Many reports have suggested that metabolic syndrome may precede/predict vascular disease. It has been reported that insulin resistance and metabolic syndrome increase the risk of new cardiovascular events also in patients without known diabetes but with manifest arterial disease [26]. In type 2 diabetes, metabolic syndrome is highly prevalent and often precedes hyperglycaemia onset [27, 28]. Furthermore, insulin resistance and metabolic syndrome predict atherosclerosis in type 2 diabetic patients [29]. Our findings support the clinical relevance of MetS component detection, which may be a simple, quick tool to stratify diabetic patients according to the expected macrovascular complication severity (as a polydistrectual disease).
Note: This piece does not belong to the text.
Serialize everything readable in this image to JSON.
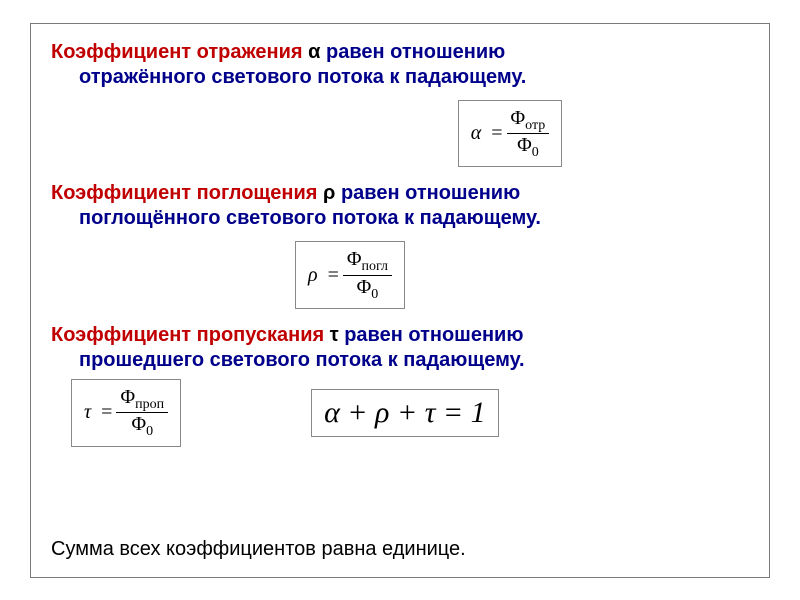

Microvascular complications were not equally present in the various groups. We found more diabetic nephropathy, as assessed by micro/macroalbuminuria or by calculating the eGFR in the CAD, PAD and PVD groups. Diabetic neuropathy was more frequent in the PAD and PVD groups, and diabetic retinopathy was strikingly present in the PAD group. As expected, patients in the CAD, PAD and PVD groups were the largest statin and antihypertensive drug users, and those in the PAD and PVD groups were more frequently treated with multiple insulin injections.
Strengths and limitations
Macrovascular complication phenotyping in type 2 diabetic patients has not yet been reported. Such phenotyping may have diagnostic and therapeutic implications in type 2 diabetes management. An additional strength of our study is the large number of patients who were studied in a single clinical centre, with each diagnostic examination being performed by a single operator. However, we recognise that there are some limitations to our study. First, the retrospective cross-sectional design precluded the establishment of causal or temporal relations among macrovascular events and other features in our diabetic population. In addition, this study mainly included older diabetic subjects who had unsatisfactory glycaemic control, who may not have been representative of the general diabetic population.